Second, corporate governance needs further reform in order to limit incentives to boost short-term earnings, often at the expense of long-term business growth. Following the recent financial scandals, the Sarbanes-Oxley regulations, which mostly call for more disclosure, are inadequate. Law school professors rather than eco-nomists are taking the lead in advocating reforms that give more power to shareholders and that require stock options to be accounted as a business expense—they are not now—and better oversight by auditors.10

In an age in which just-in-time labor policies are spreading rapidly and may increasingly become the norm, new policies to protect workers are also needed. Outsourcing of work to low-wage nations, though still only a small factor in the overall economy, will add to the pressure on workers to passively accept lower wages and more onerous conditions. Part-time and temporary labor therefore needs protection, as do those who lose permanent jobs because of global competition. Unemployment benefits should be adapted to support such workers and they should receive health care and pension benefits. Ideally, education, perhaps in the form of improved access to community colleges, should also be made easily available and affordable for those who lose their jobs because of global competition and are then consigned to the part-time labor market.

Finally, the US seems to have given up on leadership in a great many manufacturing technologies. Perhaps it is once again time to consider federal subsidies of some promising technologies, like a truly fuel-efficient car and stem cell research. Forgiving loans to college students who go to work as engineers, scientists, and teachers might induce the nation’s students to take jobs now relegated to well-educated immigrants, who increasingly return home.

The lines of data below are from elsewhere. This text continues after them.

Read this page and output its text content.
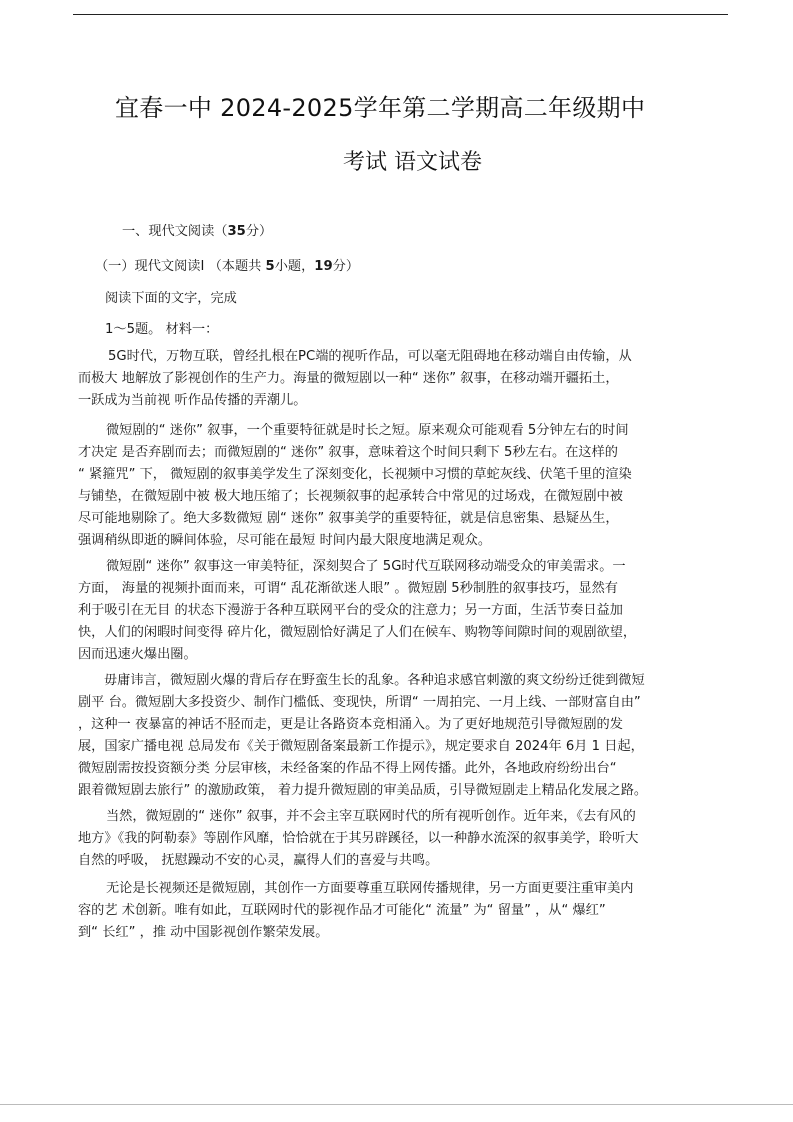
宜春一中 2024-2025学年第二学期高二年级期中
考试 语文试卷
一、现代文阅读（35分）
（一）现代文阅读Ⅰ （本题共 5小题，19分）
阅读下面的文字，完成
1～5题。 材料一：
5G时代，万物互联，曾经扎根在PC端的视听作品，可以毫无阻碍地在移动端自由传输，从
而极大 地解放了影视创作的生产力。海量的微短剧以一种“ 迷你” 叙事，在移动端开疆拓土，
一跃成为当前视 听作品传播的弄潮儿。
微短剧的“ 迷你” 叙事，一个重要特征就是时长之短。原来观众可能观看 5分钟左右的时间
才决定 是否弃剧而去；而微短剧的“ 迷你” 叙事，意味着这个时间只剩下 5秒左右。在这样的
“ 紧箍咒” 下， 微短剧的叙事美学发生了深刻变化，长视频中习惯的草蛇灰线、伏笔千里的渲染
与铺垫，在微短剧中被 极大地压缩了；长视频叙事的起承转合中常见的过场戏，在微短剧中被
尽可能地剔除了。绝大多数微短 剧“ 迷你” 叙事美学的重要特征，就是信息密集、悬疑丛生，
强调稍纵即逝的瞬间体验，尽可能在最短 时间内最大限度地满足观众。
微短剧“ 迷你” 叙事这一审美特征，深刻契合了 5G时代互联网移动端受众的审美需求。一
方面， 海量的视频扑面而来，可谓“ 乱花渐欲迷人眼” 。微短剧 5秒制胜的叙事技巧，显然有
利于吸引在无目 的状态下漫游于各种互联网平台的受众的注意力；另一方面，生活节奏日益加
快，人们的闲暇时间变得 碎片化，微短剧恰好满足了人们在候车、购物等间隙时间的观剧欲望，
因而迅速火爆出圈。
毋庸讳言，微短剧火爆的背后存在野蛮生长的乱象。各种追求感官刺激的爽文纷纷迁徙到微短
剧平 台。微短剧大多投资少、制作门槛低、变现快，所谓“ 一周拍完、一月上线、一部财富自由”
，这种一 夜暴富的神话不胫而走，更是让各路资本竞相涌入。为了更好地规范引导微短剧的发
展，国家广播电视 总局发布《关于微短剧备案最新工作提示》，规定要求自 2024年 6月 1 日起，
微短剧需按投资额分类 分层审核，未经备案的作品不得上网传播。此外，各地政府纷纷出台“
跟着微短剧去旅行” 的激励政策， 着力提升微短剧的审美品质，引导微短剧走上精品化发展之路。
当然，微短剧的“ 迷你” 叙事，并不会主宰互联网时代的所有视听创作。近年来，《去有风的
地方》《我的阿勒泰》等剧作风靡，恰恰就在于其另辟蹊径，以一种静水流深的叙事美学，聆听大
自然的呼吸， 抚慰躁动不安的心灵，赢得人们的喜爱与共鸣。
无论是长视频还是微短剧，其创作一方面要尊重互联网传播规律，另一方面更要注重审美内
容的艺 术创新。唯有如此，互联网时代的影视作品才可能化“ 流量” 为“ 留量” ，从“ 爆红”
到“ 长红” ，推 动中国影视创作繁荣发展。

The first year of George Bush’s second term seems likely to bring new economic difficulties. Capital spending by business, which has been strong but not as high as expected, may weaken as interest rates rise. Since productivity gains are subsiding, any wage increases may force companies to raise prices, threatening the nation with rising inflation even as growth slows down. New technologies are necessary for economic growth and rising standards of living. However much it may resist intervention in the economy, the administration ironically may soon be called on to find ways to encourage new areas of technological innovation; it will be all the more foolish if it does not start considering what those ways should be.